Manual review tables
Two empty tables are required in a schema named empi_manual_review. EMPI Lite reads from these tables - reviewers write decisions into them. You can create them via dbt run-operation create_manual_review_tables or run the DDL below.
-- Create the schema
CREATE SCHEMA IF NOT EXISTS your_database.empi_manual_review;
-- Match review decisions
-- Reviewers insert rows here after reviewing empi_review_queue_matches
CREATE TABLE IF NOT EXISTS your_database.empi_manual_review.match_review_decisions (
data_source_a VARCHAR NOT NULL,
source_person_id_a VARCHAR NOT NULL,
data_source_b VARCHAR NOT NULL,
source_person_id_b VARCHAR NOT NULL,
is_match BOOLEAN, -- TRUE = match, FALSE = no match, NULL = pending review
reviewed BOOLEAN, -- FALSE = pending, TRUE = decision finalized
reviewer_name VARCHAR,
review_date DATE,
notes VARCHAR
);
-- Split review decisions
-- Reviewers insert rows here after reviewing empi_review_queue_splits
CREATE TABLE IF NOT EXISTS your_database.empi_manual_review.split_review_decisions (
data_source VARCHAR NOT NULL,
source_person_id VARCHAR NOT NULL,
is_split BOOLEAN, -- TRUE = split, FALSE = not split, NULL = pending review
reviewed BOOLEAN, -- FALSE = pending, TRUE = decision finalized
reviewer_name VARCHAR,
review_date DATE,
notes VARCHAR
);
These tables start empty.

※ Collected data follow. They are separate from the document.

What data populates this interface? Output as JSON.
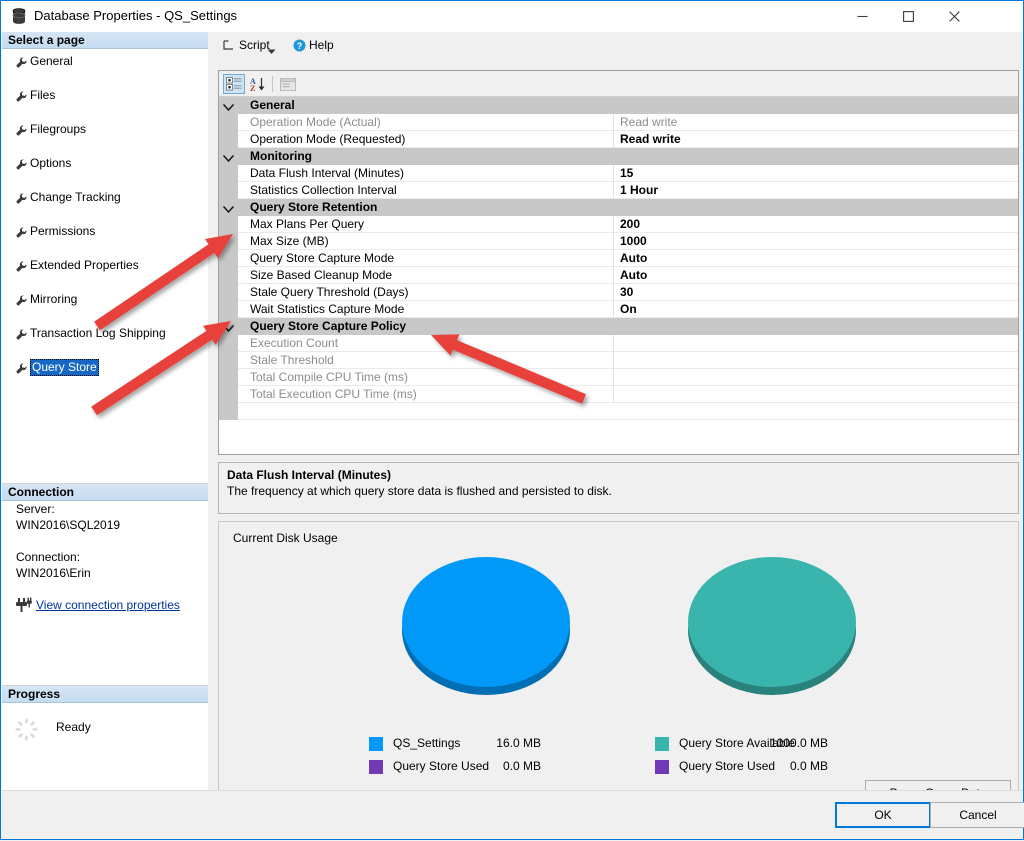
{
  "window": {
    "title": "Database Properties - QS_Settings",
    "icon": "database-icon",
    "minimize": "minimize-icon",
    "maximize": "maximize-icon",
    "close": "close-icon"
  },
  "sidebar": {
    "header": "Select a page",
    "items": [
      {
        "label": "General",
        "selected": false
      },
      {
        "label": "Files",
        "selected": false
      },
      {
        "label": "Filegroups",
        "selected": false
      },
      {
        "label": "Options",
        "selected": false
      },
      {
        "label": "Change Tracking",
        "selected": false
      },
      {
        "label": "Permissions",
        "selected": false
      },
      {
        "label": "Extended Properties",
        "selected": false
      },
      {
        "label": "Mirroring",
        "selected": false
      },
      {
        "label": "Transaction Log Shipping",
        "selected": false
      },
      {
        "label": "Query Store",
        "selected": true
      }
    ],
    "connection": {
      "header": "Connection",
      "server_label": "Server:",
      "server_value": "WIN2016\\SQL2019",
      "connection_label": "Connection:",
      "connection_value": "WIN2016\\Erin",
      "link": "View connection properties",
      "link_icon": "connection-icon"
    },
    "progress": {
      "header": "Progress",
      "status": "Ready",
      "icon": "spinner-icon"
    }
  },
  "toolbar": {
    "script_label": "Script",
    "script_icon": "script-icon",
    "script_caret": "chevron-down-icon",
    "help_label": "Help",
    "help_icon": "help-icon"
  },
  "grid_toolbar": {
    "categorized_icon": "categorized-view-icon",
    "alphabetical_icon": "sort-alphabetical-icon",
    "property_pages_icon": "property-pages-icon"
  },
  "grid": {
    "rows": [
      {
        "type": "category",
        "name": "General"
      },
      {
        "type": "property",
        "name": "Operation Mode (Actual)",
        "value": "Read write",
        "disabled": true
      },
      {
        "type": "property",
        "name": "Operation Mode (Requested)",
        "value": "Read write",
        "disabled": false
      },
      {
        "type": "category",
        "name": "Monitoring"
      },
      {
        "type": "property",
        "name": "Data Flush Interval (Minutes)",
        "value": "15",
        "disabled": false
      },
      {
        "type": "property",
        "name": "Statistics Collection Interval",
        "value": "1 Hour",
        "disabled": false
      },
      {
        "type": "category",
        "name": "Query Store Retention"
      },
      {
        "type": "property",
        "name": "Max Plans Per Query",
        "value": "200",
        "disabled": false
      },
      {
        "type": "property",
        "name": "Max Size (MB)",
        "value": "1000",
        "disabled": false
      },
      {
        "type": "property",
        "name": "Query Store Capture Mode",
        "value": "Auto",
        "disabled": false
      },
      {
        "type": "property",
        "name": "Size Based Cleanup Mode",
        "value": "Auto",
        "disabled": false
      },
      {
        "type": "property",
        "name": "Stale Query Threshold (Days)",
        "value": "30",
        "disabled": false
      },
      {
        "type": "property",
        "name": "Wait Statistics Capture Mode",
        "value": "On",
        "disabled": false
      },
      {
        "type": "category",
        "name": "Query Store Capture Policy"
      },
      {
        "type": "property",
        "name": "Execution Count",
        "value": "",
        "disabled": true
      },
      {
        "type": "property",
        "name": "Stale Threshold",
        "value": "",
        "disabled": true
      },
      {
        "type": "property",
        "name": "Total Compile CPU Time (ms)",
        "value": "",
        "disabled": true
      },
      {
        "type": "property",
        "name": "Total Execution CPU Time (ms)",
        "value": "",
        "disabled": true
      }
    ]
  },
  "description": {
    "title": "Data Flush Interval (Minutes)",
    "text": "The frequency at which query store data is flushed and persisted to disk."
  },
  "disk_usage": {
    "title": "Current Disk Usage",
    "purge_button": "Purge Query Data",
    "charts": [
      {
        "name": "database-disk-usage-chart",
        "color": "#0099F7",
        "legend": [
          {
            "label": "QS_Settings",
            "value": "16.0 MB",
            "color": "#0099F7"
          },
          {
            "label": "Query Store Used",
            "value": "0.0 MB",
            "color": "#7139B5"
          }
        ]
      },
      {
        "name": "query-store-disk-usage-chart",
        "color": "#3AB5AE",
        "legend": [
          {
            "label": "Query Store Available",
            "value": "1000.0 MB",
            "color": "#3AB5AE"
          },
          {
            "label": "Query Store Used",
            "value": "0.0 MB",
            "color": "#7139B5"
          }
        ]
      }
    ]
  },
  "footer": {
    "ok": "OK",
    "cancel": "Cancel"
  },
  "annotations": {
    "arrow_color": "#E8403A",
    "count": 3
  }
}
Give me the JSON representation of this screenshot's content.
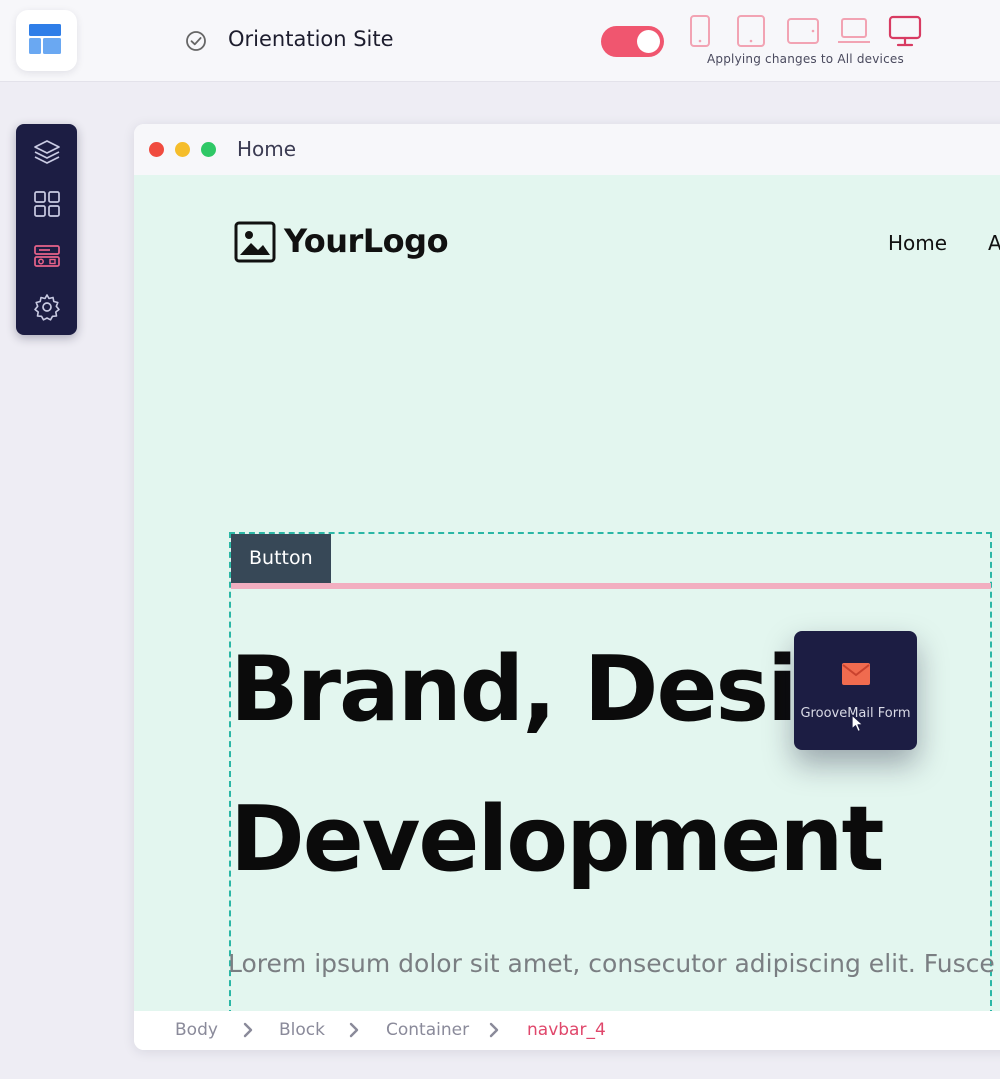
{
  "header": {
    "site_title": "Orientation Site",
    "devices_caption": "Applying changes to All devices",
    "toggle_on": true,
    "colors": {
      "accent": "#f0566f",
      "device_icon": "#f2a3b3",
      "device_active": "#d83b62"
    }
  },
  "toolbar": {
    "icons": [
      "layers-icon",
      "grid-icon",
      "components-icon",
      "settings-icon"
    ]
  },
  "browser": {
    "tab_title": "Home"
  },
  "site": {
    "logo_text": "YourLogo",
    "nav": [
      "Home",
      "A"
    ],
    "button_label": "Button",
    "headline_line1": "Brand, Desig",
    "headline_line1_end": "&",
    "headline_line2": "Development",
    "lorem": "Lorem ipsum dolor sit amet, consecutor adipiscing elit. Fusce"
  },
  "drag": {
    "label": "GrooveMail Form"
  },
  "breadcrumb": {
    "items": [
      "Body",
      "Block",
      "Container",
      "navbar_4"
    ]
  }
}
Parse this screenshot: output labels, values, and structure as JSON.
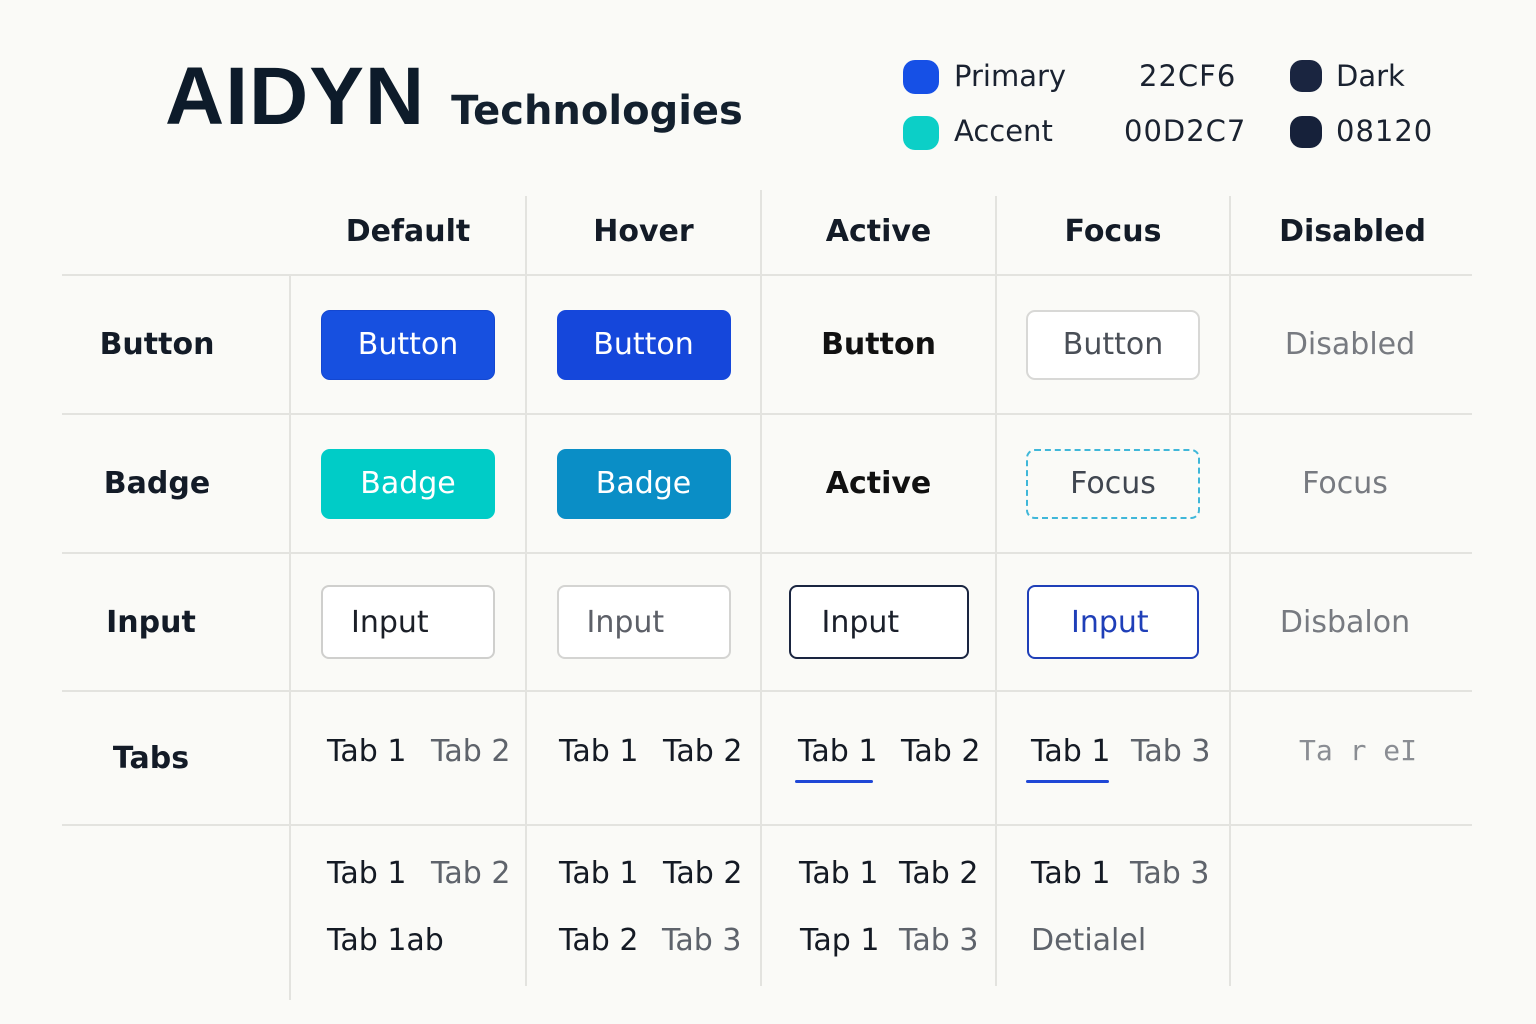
{
  "brand": {
    "name": "AIDYN",
    "subtitle": "Technologies"
  },
  "legend": [
    {
      "label": "Primary",
      "color": "#1650e6"
    },
    {
      "label": "Accent",
      "color": "#0ccfc7"
    },
    {
      "label": "22CF6"
    },
    {
      "label": "00D2C7"
    },
    {
      "label": "Dark",
      "color": "#1a2540"
    },
    {
      "label": "08120",
      "color": "#16213a"
    }
  ],
  "columns": [
    "Default",
    "Hover",
    "Active",
    "Focus",
    "Disabled"
  ],
  "rows": [
    "Button",
    "Badge",
    "Input",
    "Tabs"
  ],
  "button": {
    "default": "Button",
    "hover": "Button",
    "active": "Button",
    "focus": "Button",
    "disabled": "Disabled"
  },
  "badge": {
    "default": "Badge",
    "hover": "Badge",
    "active": "Active",
    "focus": "Focus",
    "disabled": "Focus"
  },
  "input": {
    "default": "Input",
    "hover": "Input",
    "active": "Input",
    "focus": "Input",
    "disabled": "Disbalon"
  },
  "tabs": {
    "default": [
      "Tab 1",
      "Tab 2"
    ],
    "hover": [
      "Tab 1",
      "Tab 2"
    ],
    "active": [
      "Tab 1",
      "Tab 2"
    ],
    "focus": [
      "Tab 1",
      "Tab 3"
    ],
    "disabled": "Ta r eI"
  },
  "extra": {
    "default": [
      "Tab 1",
      "Tab 2",
      "Tab 1ab"
    ],
    "hover": [
      "Tab 1",
      "Tab 2",
      "Tab 2",
      "Tab 3"
    ],
    "active": [
      "Tab 1",
      "Tab 2",
      "Tap 1",
      "Tab 3"
    ],
    "focus": [
      "Tab 1",
      "Tab 3",
      "Detialel"
    ]
  }
}
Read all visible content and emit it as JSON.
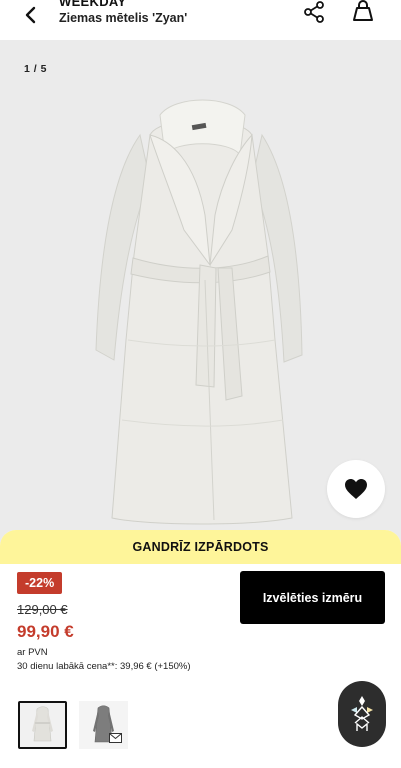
{
  "header": {
    "brand": "WEEKDAY",
    "product_title": "Ziemas mētelis 'Zyan'",
    "icons": {
      "back": "chevron-left-icon",
      "share": "share-icon",
      "bag": "shopping-bag-icon"
    }
  },
  "gallery": {
    "counter": "1 / 5",
    "favorite_icon": "heart-icon"
  },
  "panel": {
    "stock_notice": "GANDRĪZ IZPĀRDOTS",
    "discount_badge": "-22%",
    "old_price": "129,00 €",
    "new_price": "99,90 €",
    "vat_note": "ar PVN",
    "best_price_note": "30 dienu labākā cena**: 39,96 € (+150%)",
    "select_size_button": "Izvēlēties izmēru",
    "thumbnails": [
      "thumbnail-white-coat",
      "thumbnail-grey-coat"
    ]
  },
  "colors": {
    "accent_red": "#c43c2c",
    "notice_yellow": "#fef59a",
    "button_black": "#000000",
    "gallery_bg": "#ebebeb"
  }
}
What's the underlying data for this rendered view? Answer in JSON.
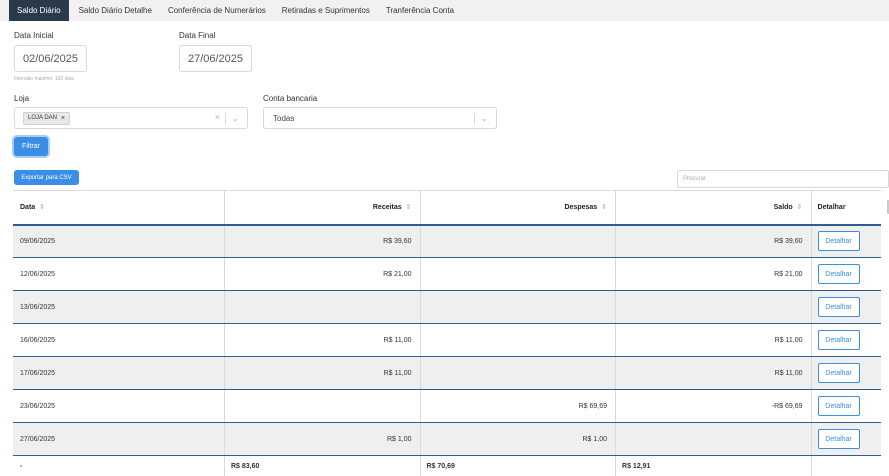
{
  "tabs": [
    {
      "label": "Saldo Diário",
      "active": true
    },
    {
      "label": "Saldo Diário Detalhe",
      "active": false
    },
    {
      "label": "Conferência de Numerários",
      "active": false
    },
    {
      "label": "Retiradas e Suprimentos",
      "active": false
    },
    {
      "label": "Tranferência Conta",
      "active": false
    }
  ],
  "filters": {
    "start_label": "Data Inicial",
    "start_value": "02/06/2025",
    "end_label": "Data Final",
    "end_value": "27/06/2025",
    "hint": "Intervalo máximo: 120 dias",
    "store_label": "Loja",
    "store_chip": "LOJA DAN",
    "store_chip_remove": "×",
    "store_clear": "×",
    "account_label": "Conta bancaria",
    "account_value": "Todas",
    "filter_button": "Filtrar"
  },
  "export_button": "Exportar para CSV",
  "search": {
    "placeholder": "Procurar"
  },
  "table": {
    "headers": {
      "date": "Data",
      "revenue": "Receitas",
      "expenses": "Despesas",
      "balance": "Saldo",
      "detail": "Detalhar"
    },
    "sort_icon": "⇕",
    "chevron": "⌄",
    "detail_button": "Detalhar",
    "rows": [
      {
        "date": "09/06/2025",
        "revenue": "R$ 39,60",
        "expenses": "",
        "balance": "R$ 39,60"
      },
      {
        "date": "12/06/2025",
        "revenue": "R$ 21,00",
        "expenses": "",
        "balance": "R$ 21,00"
      },
      {
        "date": "13/06/2025",
        "revenue": "",
        "expenses": "",
        "balance": ""
      },
      {
        "date": "16/06/2025",
        "revenue": "R$ 11,00",
        "expenses": "",
        "balance": "R$ 11,00"
      },
      {
        "date": "17/06/2025",
        "revenue": "R$ 11,00",
        "expenses": "",
        "balance": "R$ 11,00"
      },
      {
        "date": "23/06/2025",
        "revenue": "",
        "expenses": "R$ 69,69",
        "balance": "-R$ 69,69"
      },
      {
        "date": "27/06/2025",
        "revenue": "R$ 1,00",
        "expenses": "R$ 1,00",
        "balance": ""
      }
    ],
    "footer": {
      "date": "-",
      "revenue": "R$ 83,60",
      "expenses": "R$ 70,69",
      "balance": "R$ 12,91",
      "detail": ""
    }
  },
  "colors": {
    "accent": "#3a8ee6",
    "tab_active": "#2b3a4b",
    "row_border": "#2f5d93"
  }
}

They only grow as reviewers make decisions. Both tables must exist (even if empty) before the first dbt run.
Warehouse-specific type notes: BigQuery uses STRING for all text columns. Microsoft Fabric uses NVARCHAR or VARCHAR. All other warehouses accept VARCHAR as written.
Custom attributes table (optional)
If you enable empi_custom_attributes_enabled: true in dbt_project.yml, EMPI Lite will also read from a custom_attributes source table. This allows you to add organization-specific identifiers (email, NPI, subscriber ID, employee ID, etc.) to the matching engine without modifying any model code.
CREATE TABLE your_database.your_schema.custom_attributes (
data_source VARCHAR NOT NULL,
person_id VARCHAR NOT NULL,
attribute VARCHAR NOT NULL, -- e.g., 'email', 'npi', 'employee_id'
value VARCHAR NOT NULL
);
One row per (data_source, person_id, attribute). See Configuration Guide for how to register custom attributes with the scoring engine.
Data volume notes
Naively comparing every patient record against every other record is O(n²). Blocking reduces this to a tractable number of candidate pairs by only comparing records that share at least one blocking group hash. The number of pairs that actually get scored is determined by blocking group overlap in your data, not by your total patient count.